I'm surprised there's no visible IP address to tell where I'm at right now, but my home is Toronto, Canada. My age is 22, and I've never published a single scrap of short story, or anything else for that matter. Which of course leaves the one question, where's a good place (accessible from the net) to start?

I doubt an accepting publisher would want to chop off the end of my story though, as the intention is to make it a trilogy similar to Tolkien (am I the only person on this earth that didn't value the motion picture films? Loved the cartoon production though), and there would be no firm conclusion for readers to take a hold upon, and look to the next book in the series. My estimated total word count came after finding out that the older Harry Potter books were around the 150k area (I think), and feel I have much to say in the first novel in order to build a fanbase (hopefully), and establish as much of the trilogy's plot as possible :rolleyes:

I'll get my profile updated! -promise.

June 3rd, 2004, 03:37 PM
Don't worry about word counts. Magician by Feist is 350 000. You might do well to write a few short stories, but its not essential. Just keep writing and learning. There's a lot more to the art than people think. Don't burden yourself with publishing yet either. Enjoy writing for a while and gain experience

June 3rd, 2004, 04:31 PM
Don't worry about word counts.
I'm not ;)

Don't burden yourself with publishing yet either. Enjoy writing for a while and gain experience
I've enjoyed it for my entire life, and this story is something I've been putting together for a very long time. My experience as a published author may not be there, but I anticipate spectacular things once this book gets finished. By the comments people gave to me of an older try at the tale I'd constructed, about 2 years ago, I came to realize that there just might really be something out there for my work. And so has stemmed the new story that is now being formed. This is hopefully the one that will finally accomplish what I set out to do since being very little (even if unpublishable -which I honestly can't believe) :)

(Whew!! Wrote about another 2,000 words last night, as well as a ton of editing and revisions, over the course of about 5 hours. Could hardly even get to work this morning! Calgary Flames play tonight!!!).

June 4th, 2004, 04:51 AM
Lol, okay, calm down :)

I'm going to be slightly cruel to be kind, don't take it personally.

1. Don't count on being published, remember a lot of it is luck. Expect a rejection first time, no matter how good your work is. You can improve your chances by shopping round the different publishers too.
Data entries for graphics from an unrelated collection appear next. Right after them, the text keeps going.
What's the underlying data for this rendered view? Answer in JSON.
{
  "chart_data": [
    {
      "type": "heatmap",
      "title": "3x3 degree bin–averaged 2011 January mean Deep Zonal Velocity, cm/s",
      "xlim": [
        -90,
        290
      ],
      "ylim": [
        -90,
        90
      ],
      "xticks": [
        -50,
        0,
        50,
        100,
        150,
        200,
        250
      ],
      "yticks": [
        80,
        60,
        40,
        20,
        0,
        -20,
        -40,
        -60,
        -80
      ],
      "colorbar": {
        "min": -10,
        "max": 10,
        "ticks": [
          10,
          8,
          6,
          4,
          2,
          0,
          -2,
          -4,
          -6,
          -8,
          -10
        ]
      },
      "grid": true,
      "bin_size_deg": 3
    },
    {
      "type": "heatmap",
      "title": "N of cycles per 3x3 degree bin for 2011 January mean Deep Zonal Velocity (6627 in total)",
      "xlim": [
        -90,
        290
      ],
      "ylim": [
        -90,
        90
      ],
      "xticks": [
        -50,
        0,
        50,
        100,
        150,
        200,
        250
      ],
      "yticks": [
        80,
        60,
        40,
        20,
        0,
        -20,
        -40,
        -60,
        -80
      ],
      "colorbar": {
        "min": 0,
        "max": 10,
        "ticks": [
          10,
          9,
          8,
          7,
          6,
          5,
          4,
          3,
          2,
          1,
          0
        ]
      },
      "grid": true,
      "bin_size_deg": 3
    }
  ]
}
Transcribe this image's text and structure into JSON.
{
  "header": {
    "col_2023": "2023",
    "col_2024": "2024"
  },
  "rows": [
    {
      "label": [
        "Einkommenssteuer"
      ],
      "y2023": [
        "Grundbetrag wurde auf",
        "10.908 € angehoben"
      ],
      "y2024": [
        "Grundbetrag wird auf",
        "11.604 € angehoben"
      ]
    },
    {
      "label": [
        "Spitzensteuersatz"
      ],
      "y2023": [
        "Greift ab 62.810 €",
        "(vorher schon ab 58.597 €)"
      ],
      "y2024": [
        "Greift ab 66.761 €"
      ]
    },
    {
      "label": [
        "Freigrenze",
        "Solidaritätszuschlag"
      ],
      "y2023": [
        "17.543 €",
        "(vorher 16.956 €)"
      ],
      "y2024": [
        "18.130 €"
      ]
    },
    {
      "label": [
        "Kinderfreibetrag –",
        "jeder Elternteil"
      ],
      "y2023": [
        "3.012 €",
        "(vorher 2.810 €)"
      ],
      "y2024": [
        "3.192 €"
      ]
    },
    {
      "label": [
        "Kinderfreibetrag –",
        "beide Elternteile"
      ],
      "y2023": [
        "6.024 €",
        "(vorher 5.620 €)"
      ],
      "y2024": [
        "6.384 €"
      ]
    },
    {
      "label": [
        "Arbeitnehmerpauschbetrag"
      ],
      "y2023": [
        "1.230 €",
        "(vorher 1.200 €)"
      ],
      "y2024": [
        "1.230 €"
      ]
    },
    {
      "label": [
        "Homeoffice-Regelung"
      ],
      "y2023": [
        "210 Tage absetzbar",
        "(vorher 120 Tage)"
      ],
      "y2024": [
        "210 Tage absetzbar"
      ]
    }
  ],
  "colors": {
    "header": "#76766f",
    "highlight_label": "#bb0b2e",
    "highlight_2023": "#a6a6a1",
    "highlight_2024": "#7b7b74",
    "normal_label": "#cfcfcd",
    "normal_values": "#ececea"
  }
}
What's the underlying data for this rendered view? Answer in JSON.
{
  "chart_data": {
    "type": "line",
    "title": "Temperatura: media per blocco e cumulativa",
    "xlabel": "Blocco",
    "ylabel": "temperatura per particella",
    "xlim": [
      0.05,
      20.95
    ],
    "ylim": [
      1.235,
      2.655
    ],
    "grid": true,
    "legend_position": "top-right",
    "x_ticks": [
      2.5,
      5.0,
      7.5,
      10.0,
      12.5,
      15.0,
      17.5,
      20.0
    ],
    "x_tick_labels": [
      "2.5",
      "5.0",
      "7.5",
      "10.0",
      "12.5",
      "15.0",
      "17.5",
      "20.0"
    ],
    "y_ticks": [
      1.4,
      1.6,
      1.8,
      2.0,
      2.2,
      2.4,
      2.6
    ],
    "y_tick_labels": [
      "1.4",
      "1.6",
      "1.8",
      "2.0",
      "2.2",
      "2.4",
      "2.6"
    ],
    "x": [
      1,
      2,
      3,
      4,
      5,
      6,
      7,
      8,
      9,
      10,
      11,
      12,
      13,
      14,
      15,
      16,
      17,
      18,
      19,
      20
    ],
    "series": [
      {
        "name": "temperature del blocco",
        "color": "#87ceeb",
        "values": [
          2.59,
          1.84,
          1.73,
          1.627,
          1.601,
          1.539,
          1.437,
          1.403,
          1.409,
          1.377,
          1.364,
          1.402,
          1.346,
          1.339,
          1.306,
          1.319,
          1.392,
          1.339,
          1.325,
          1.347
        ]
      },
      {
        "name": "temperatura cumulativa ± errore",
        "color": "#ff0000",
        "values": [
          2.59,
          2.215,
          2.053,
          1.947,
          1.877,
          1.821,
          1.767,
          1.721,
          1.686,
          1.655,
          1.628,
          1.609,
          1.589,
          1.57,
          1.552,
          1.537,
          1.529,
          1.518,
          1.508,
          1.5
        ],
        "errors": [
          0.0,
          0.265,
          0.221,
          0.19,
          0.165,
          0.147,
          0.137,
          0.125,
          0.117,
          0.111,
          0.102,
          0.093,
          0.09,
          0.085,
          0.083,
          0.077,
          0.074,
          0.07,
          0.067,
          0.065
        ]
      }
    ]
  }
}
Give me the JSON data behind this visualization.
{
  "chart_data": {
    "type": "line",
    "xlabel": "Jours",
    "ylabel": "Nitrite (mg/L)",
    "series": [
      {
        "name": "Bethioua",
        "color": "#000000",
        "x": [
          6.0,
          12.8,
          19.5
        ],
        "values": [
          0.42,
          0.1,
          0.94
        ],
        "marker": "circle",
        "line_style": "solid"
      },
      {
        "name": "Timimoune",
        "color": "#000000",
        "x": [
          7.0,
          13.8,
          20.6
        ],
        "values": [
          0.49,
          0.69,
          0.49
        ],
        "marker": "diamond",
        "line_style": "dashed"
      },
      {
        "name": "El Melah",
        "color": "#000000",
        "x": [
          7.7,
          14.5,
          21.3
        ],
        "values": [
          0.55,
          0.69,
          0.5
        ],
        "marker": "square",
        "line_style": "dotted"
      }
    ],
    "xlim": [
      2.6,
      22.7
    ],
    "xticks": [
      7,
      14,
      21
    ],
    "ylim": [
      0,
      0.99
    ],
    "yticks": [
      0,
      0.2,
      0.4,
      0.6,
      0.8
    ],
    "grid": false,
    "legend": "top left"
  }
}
2. I don't doubt your work is excellent. Most of us here, myself included, have work that quite few people claim is amazing. They might be right, they might be wrong. In fact your work could be the calibre of Robin Hobb or Stephan Erikson, but its still not a certainty you will be published. Write a short story or two and improve your credentials to get a slightly better chance.

3. Be sure to browse this forum. You will find posts and links to all aspects of the art and business of writing. I advise you learn as much as you can from the people here. Most of us are in the same position you are, for example, I am writing a trilogy and am at the end of my first book. I've sent my work to a publishers, but I expect a rejection. I may be pleasently surprised but it pays to be realistic.

Well sorry for the slight put down, no offense intended at all, but once we all accept the level we're at, we can build each other up.

Having said all that, good luck, maybe you'll be lucky and make it first try :)

June 7th, 2004, 10:50 AM
We're both being incompetent here. [edited - useless gabble]

You're writing a trilogy? I'd love to have a peek at your writing style, and learn about what you're working on. I've noticed that small amounts of text often appears as crap for even good writers, but if you can give a small excerpt, or link to a short story (I'm going to take a look around this site now), that'd be great :rolleyes:

This would also give me an excuse to talk a little about my own story, and get suggestions and feeback from yourself and others here.